Bauchkrämpfe, Blähbauch, Durchfall oder Verstopfung: Viele Menschen leiden an einer funktionellen Magen-Darm-Erkrankung, die mehrheitliche Diagnose lautet Reizdarm. Doch mit einer speziellen Diät und Stressabbau lässt sich das Wohlbefinden steigern. GESUND & LEBEN erklärt die Hintergründe.

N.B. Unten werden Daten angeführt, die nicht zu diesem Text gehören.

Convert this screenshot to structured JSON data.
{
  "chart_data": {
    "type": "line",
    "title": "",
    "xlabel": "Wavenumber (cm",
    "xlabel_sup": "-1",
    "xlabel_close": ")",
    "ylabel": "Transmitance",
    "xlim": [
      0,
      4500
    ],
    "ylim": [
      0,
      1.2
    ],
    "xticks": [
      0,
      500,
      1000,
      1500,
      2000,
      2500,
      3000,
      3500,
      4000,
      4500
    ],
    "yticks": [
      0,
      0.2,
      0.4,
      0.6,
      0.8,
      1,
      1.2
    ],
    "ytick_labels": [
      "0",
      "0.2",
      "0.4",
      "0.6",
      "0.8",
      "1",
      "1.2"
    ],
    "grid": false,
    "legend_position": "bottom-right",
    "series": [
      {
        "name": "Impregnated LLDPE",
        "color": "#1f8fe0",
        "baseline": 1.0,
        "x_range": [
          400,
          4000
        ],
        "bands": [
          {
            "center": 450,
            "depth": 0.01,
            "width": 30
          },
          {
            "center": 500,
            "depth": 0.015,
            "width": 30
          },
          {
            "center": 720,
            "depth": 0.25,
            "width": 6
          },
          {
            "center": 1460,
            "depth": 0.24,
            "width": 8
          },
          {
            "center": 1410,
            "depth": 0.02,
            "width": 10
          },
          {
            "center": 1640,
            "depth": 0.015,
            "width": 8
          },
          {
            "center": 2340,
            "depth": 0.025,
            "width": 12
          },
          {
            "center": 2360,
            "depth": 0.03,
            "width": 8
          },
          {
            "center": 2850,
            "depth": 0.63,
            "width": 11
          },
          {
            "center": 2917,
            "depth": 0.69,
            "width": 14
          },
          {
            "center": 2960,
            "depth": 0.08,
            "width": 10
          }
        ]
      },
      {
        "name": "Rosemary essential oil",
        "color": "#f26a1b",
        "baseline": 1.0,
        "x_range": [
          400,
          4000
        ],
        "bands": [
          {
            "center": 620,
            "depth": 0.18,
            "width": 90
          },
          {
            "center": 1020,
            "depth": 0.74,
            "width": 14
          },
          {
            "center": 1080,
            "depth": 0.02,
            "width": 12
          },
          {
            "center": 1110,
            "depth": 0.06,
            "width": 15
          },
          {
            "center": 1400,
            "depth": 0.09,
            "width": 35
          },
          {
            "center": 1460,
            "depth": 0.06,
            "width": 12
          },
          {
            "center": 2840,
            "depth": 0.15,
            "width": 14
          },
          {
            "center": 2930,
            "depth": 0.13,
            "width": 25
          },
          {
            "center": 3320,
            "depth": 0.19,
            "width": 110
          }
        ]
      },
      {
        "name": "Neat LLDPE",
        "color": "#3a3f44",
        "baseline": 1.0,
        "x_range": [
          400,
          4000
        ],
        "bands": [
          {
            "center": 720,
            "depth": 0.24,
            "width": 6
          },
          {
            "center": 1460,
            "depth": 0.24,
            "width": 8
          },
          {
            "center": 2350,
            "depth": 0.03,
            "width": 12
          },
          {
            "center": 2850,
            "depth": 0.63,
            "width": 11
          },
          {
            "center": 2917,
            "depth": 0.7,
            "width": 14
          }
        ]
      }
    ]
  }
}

Reizdarm ist nichts, was die Lebens­erwartung senkt, das Leben aber massiv erschwert“, sagt  Dr.  Elisabeth Schartner, Spezialistin auf den Gebieten der Inneren Medizin, Psychosomatik und Hypnose in Wien. Viele Betroffene klagen über derart elende Bauch- und Unterleibsschmerzen, dass diese sie zwingen, sich aus dem Sozialleben zurückzuziehen und die sogar zur Arbeitsunfähigkeit führen können. Plötzlich auftretender Durchfall lässt Businessmeetings platzen oder beendet abrupt romantische Verabredungen. Unangenehme Verstopfung kratzt an der guten Laune. „Die Beschwerden gehen so weit, dass manche Menschen regelrecht Angst haben, das Haus zu verlassen. Stress, der die Symptome weiter verschlimmert. Ein Teufelskreis entsteht“, so Schartner. Sie betont, dass „Reizdarm“ eine Ausschlussdiagnose ist. Laienhaft formuliert: Wenn man nichts anderes findet, handelt es sich vermeintlich um Reizdarm.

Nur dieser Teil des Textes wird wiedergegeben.